Quote from: Alek on December 09, 2018, 11:37:52 AMwhy someone would want to use szCatStr over strcpy

Check the docs, they don't do the same thing. There is also szMultiCat btw - the Zero Terminated String Functions section in MasmLib.chm is a fascinating one 8)

Vortex

Hi Alek,

Quote@Vortex: During this I also realized I could just call C functions, like strcpy. Any differences between this and szCatStr besides performance between the two functions? Is there a performance overhead of calling C functions?

I don't think that there would be a dramatic difference in general. The C functions are good for practical programming.

hutch--

Erol is right, you will tend to find timing variations are usually hardware based, different processors yield different times.
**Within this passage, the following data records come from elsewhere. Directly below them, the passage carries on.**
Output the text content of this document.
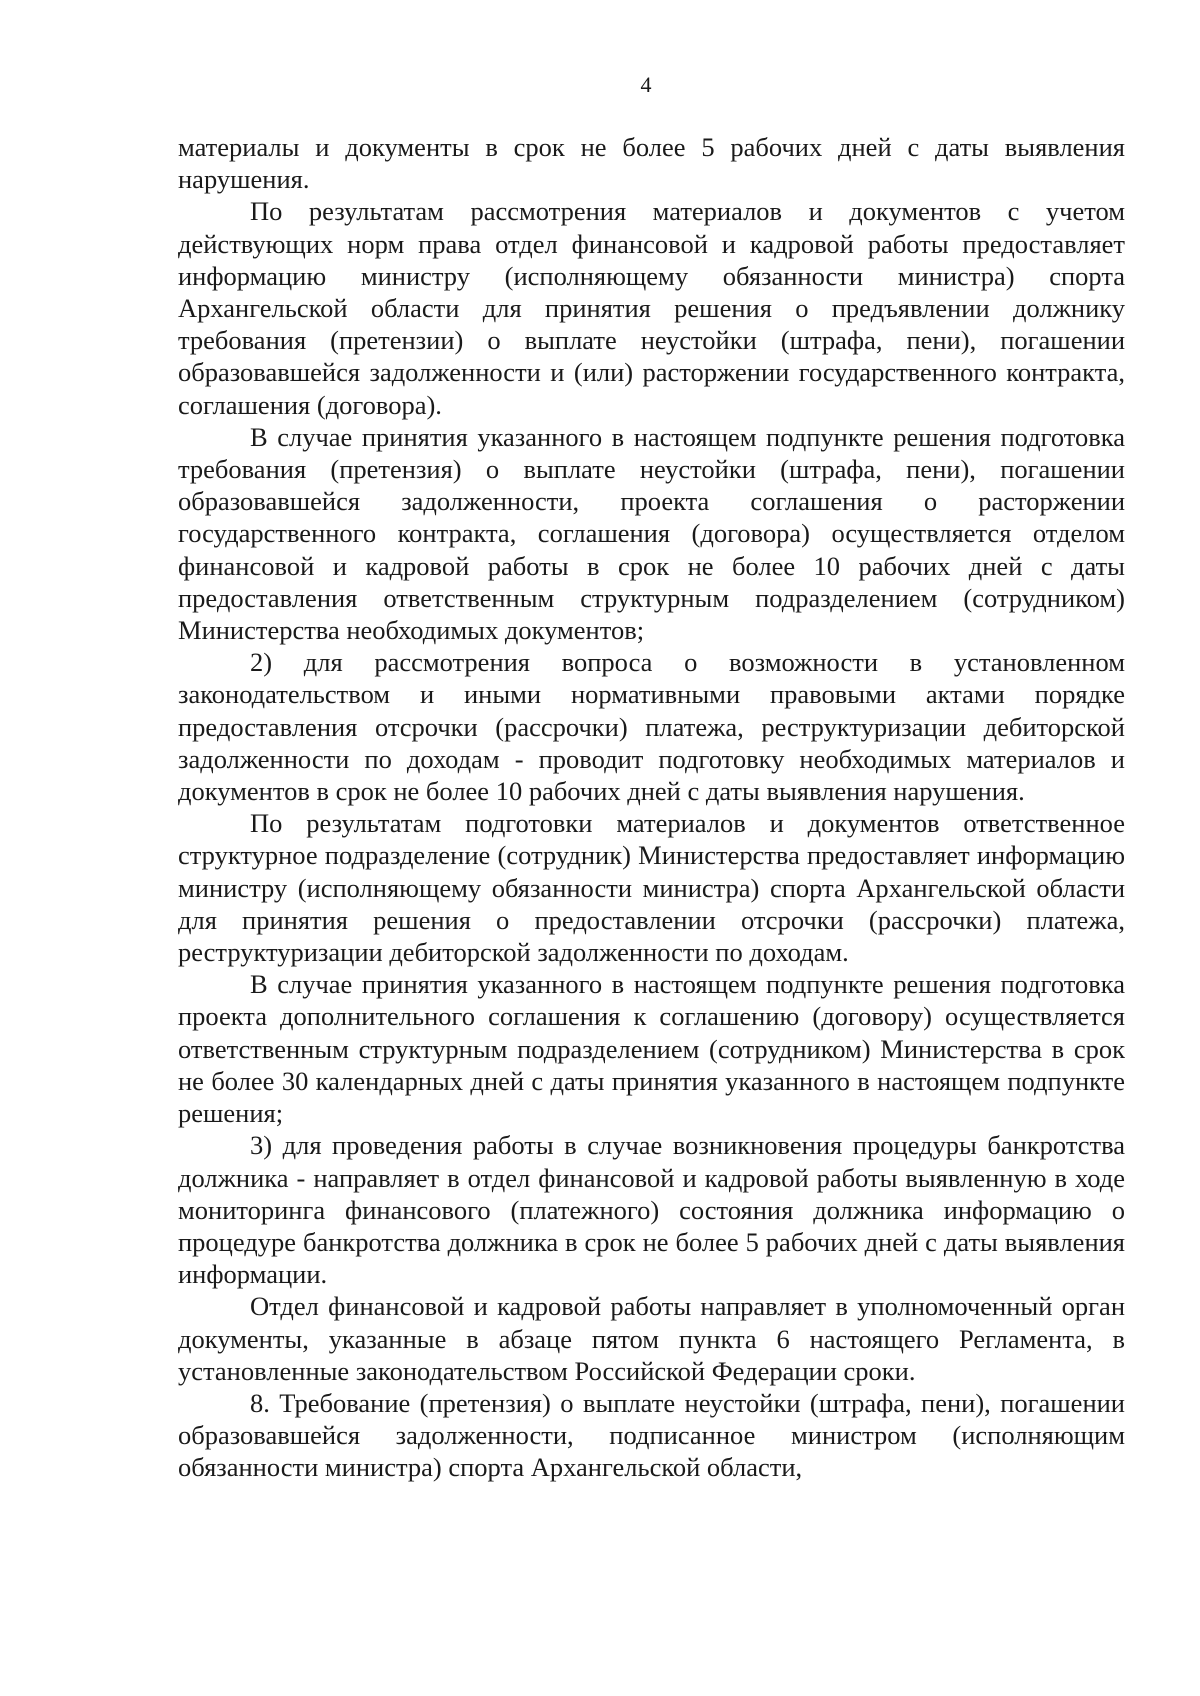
4

материалы и документы в срок не более 5 рабочих дней с даты выявления нарушения.

По результатам рассмотрения материалов и документов с учетом действующих норм права отдел финансовой и кадровой работы предоставляет информацию министру (исполняющему обязанности министра) спорта Архангельской области для принятия решения о предъявлении должнику требования (претензии) о выплате неустойки (штрафа, пени), погашении образовавшейся задолженности и (или) расторжении государственного контракта, соглашения (договора).

В случае принятия указанного в настоящем подпункте решения подготовка требования (претензия) о выплате неустойки (штрафа, пени), погашении образовавшейся задолженности, проекта соглашения о расторжении государственного контракта, соглашения (договора) осуществляется отделом финансовой и кадровой работы в срок не более 10 рабочих дней с даты предоставления ответственным структурным подразделением (сотрудником) Министерства необходимых документов;

2) для рассмотрения вопроса о возможности в установленном законодательством и иными нормативными правовыми актами порядке предоставления отсрочки (рассрочки) платежа, реструктуризации дебиторской задолженности по доходам - проводит подготовку необходимых материалов и документов в срок не более 10 рабочих дней с даты выявления нарушения.

По результатам подготовки материалов и документов ответственное структурное подразделение (сотрудник) Министерства предоставляет информацию министру (исполняющему обязанности министра) спорта Архангельской области для принятия решения о предоставлении отсрочки (рассрочки) платежа, реструктуризации дебиторской задолженности по доходам.

В случае принятия указанного в настоящем подпункте решения подготовка проекта дополнительного соглашения к соглашению (договору) осуществляется ответственным структурным подразделением (сотрудником) Министерства в срок не более 30 календарных дней с даты принятия указанного в настоящем подпункте решения;

3) для проведения работы в случае возникновения процедуры банкротства должника - направляет в отдел финансовой и кадровой работы выявленную в ходе мониторинга финансового (платежного) состояния должника информацию о процедуре банкротства должника в срок не более 5 рабочих дней с даты выявления информации.

Отдел финансовой и кадровой работы направляет в уполномоченный орган документы, указанные в абзаце пятом пункта 6 настоящего Регламента, в установленные законодательством Российской Федерации сроки.

8. Требование (претензия) о выплате неустойки (штрафа, пени), погашении образовавшейся задолженности, подписанное министром (исполняющим обязанности министра) спорта Архангельской области,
The "szCatStr" proc scans the length then writes to the end of the buffer. It is no slouch and its handy for a few appends but if you are doing a high count of appends, there are better ways to do it where you don't have to repeatedly scan the string length. The "szappend" is a lot more efficient with streamed appends as it uses a current location pointer to update the next write address.